Historias de Plutón /
JOSE A. SECAS
Tenía la sana costumbre de madrugar un poquito (para ir holgado) pero aquel día se le pegaron las sábanas y despertó con la mente embotada, la boca seca y los párpados pegajosos. Una pesadilla le había abandonado por las malas poco antes de haber intentado abrir los ojos a la primera, dejándole sumido en un estado de amargura que solo se disipó al mirar el despertador y comprobar que ya era muy tarde. Tarde para casi todo menos para beber lentamente un largo trago de agua. Ahí empezó todo. Apuró el vaso primero y la botella después y decidió, bajo un estado de consciencia extraño para el momento y las circunstancias, no rendirse ante las prisas que le asaltaban y superar el incipiente estrés que sentía venírsele encima como si de un alud se tratase. Si ese día (solo hoy), llegaba tarde al trabajo, no iba a pasar nada, pensó. Y se paró a mirar por la ventana y se deleitó con la avanzada luz de la mañana y, por anticipado, con el desayuno “de domingo” del que iba a disfrutar ese miércoles cualquiera de ese mes sin erre de un año de crisis perdido en una vida común y corriente. “Ya puestos -se dijo- voy a llegar tarde de verdad; no un poco tarde, no. Voy a llegar a las tantas”.

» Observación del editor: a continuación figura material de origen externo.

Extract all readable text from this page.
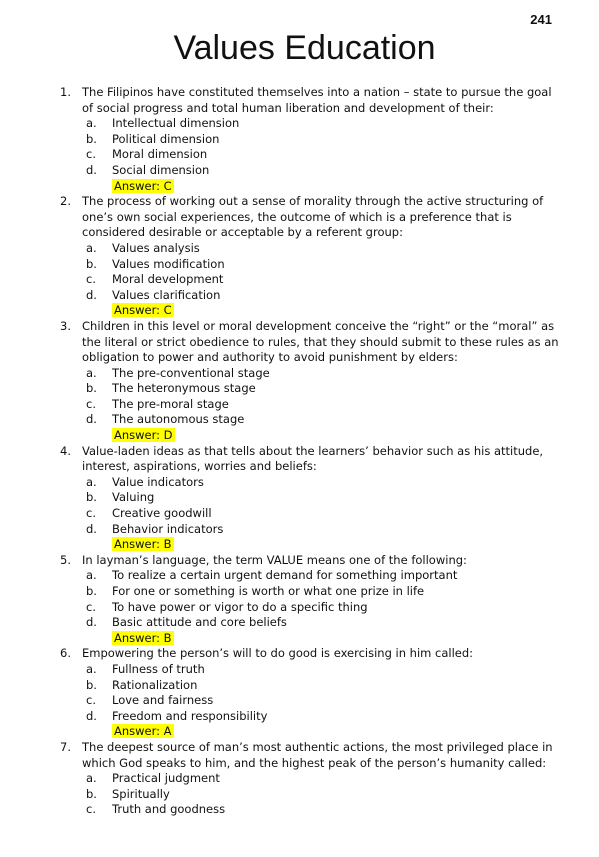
241
Values Education
1. The Filipinos have constituted themselves into a nation – state to pursue the goal of social progress and total human liberation and development of their:
a. Intellectual dimension
b. Political dimension
c. Moral dimension
d. Social dimension
Answer: C
2. The process of working out a sense of morality through the active structuring of one’s own social experiences, the outcome of which is a preference that is considered desirable or acceptable by a referent group:
a. Values analysis
b. Values modification
c. Moral development
d. Values clarification
Answer: C
3. Children in this level or moral development conceive the “right” or the “moral” as the literal or strict obedience to rules, that they should submit to these rules as an obligation to power and authority to avoid punishment by elders:
a. The pre-conventional stage
b. The heteronymous stage
c. The pre-moral stage
d. The autonomous stage
Answer: D
4. Value-laden ideas as that tells about the learners’ behavior such as his attitude, interest, aspirations, worries and beliefs:
a. Value indicators
b. Valuing
c. Creative goodwill
d. Behavior indicators
Answer: B
5. In layman’s language, the term VALUE means one of the following:
a. To realize a certain urgent demand for something important
b. For one or something is worth or what one prize in life
c. To have power or vigor to do a specific thing
d. Basic attitude and core beliefs
Answer: B
6. Empowering the person’s will to do good is exercising in him called:
a. Fullness of truth
b. Rationalization
c. Love and fairness
d. Freedom and responsibility
Answer: A
7. The deepest source of man’s most authentic actions, the most privileged place in which God speaks to him, and the highest peak of the person’s humanity called:
a. Practical judgment
b. Spiritually
c. Truth and goodness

Por una razón que se le escapaba, se sentía otra persona
Cuando miró el reloj camino de la parada de autobús eran las 10:43 y no echó de menos las caras soñolientas de los habituales acompañantes en tan intempestivas horas. La concurrencia de jubilados y desocupados le transmitía tanta placidez como satisfacción sentía por su barriga llena de zumo, café, tostadas, pastas, cereales, fruta y yogur. Ciertas tentaciones, que le sorprendían por los inesperadas y extrañas en él, le alejaban más y más de su destino laboral. No le costó nada dejar pasar el 47 y tomar el 135 camino del parque; su lugar habitual de esparcimiento los días de asueto. Cuando llegó, le llamó la atención lo poco concurrido que estaba. Un viejete sentado en un banco leyendo los anuncios por palabras de un periódico en horas bajas, un joven corriendo con cascos de música incrustados en las orejas y zapatillas fosforescentes y una señora de edad imprecisa llevando de la correa a un perro de pura y extraña raza. Concretamente, un peludo otterhounds. Eso era todo.
Echó a andar, tranquilamente, hacia los olmos de la vera del lago. No tenía remordimientos y notaba cómo perdía poco a poco hasta la vergüenza. Por una razón que se le escapaba, se sentía otra persona. No le daba importancia a las razones de su cambio, le traía al fresco que lo suyo fuera consecuencia de una recién contraída enfermedad mental en su brote inicial y de súbita aparición o las consecuencias imprevisibles de la pesadilla de la noche anterior. Le gustaba cómo se sentía y se dejaba llevar. Al fin y al cabo, estaba viviendo el prototipo de sueño de libertad que todos alguna vez hemos tenido (y pocos nos hemos atrevido a experimentar) con una naturalidad que parecía casi ensayada. Era fácil. Era satisfactorio. Luego, cuando vio aquel gato despanzurrado y lleno de moscas estuvo apunto de pensar que la vida era una mierda y sintió miedo. Lo desterró con un gesto decidido, miró a las nubes, sintió la brisa, llenó sus pulmones, sonrió y siguió con su paseo; tan tranquilo. Definitivamente, las cosas estaban cambiando.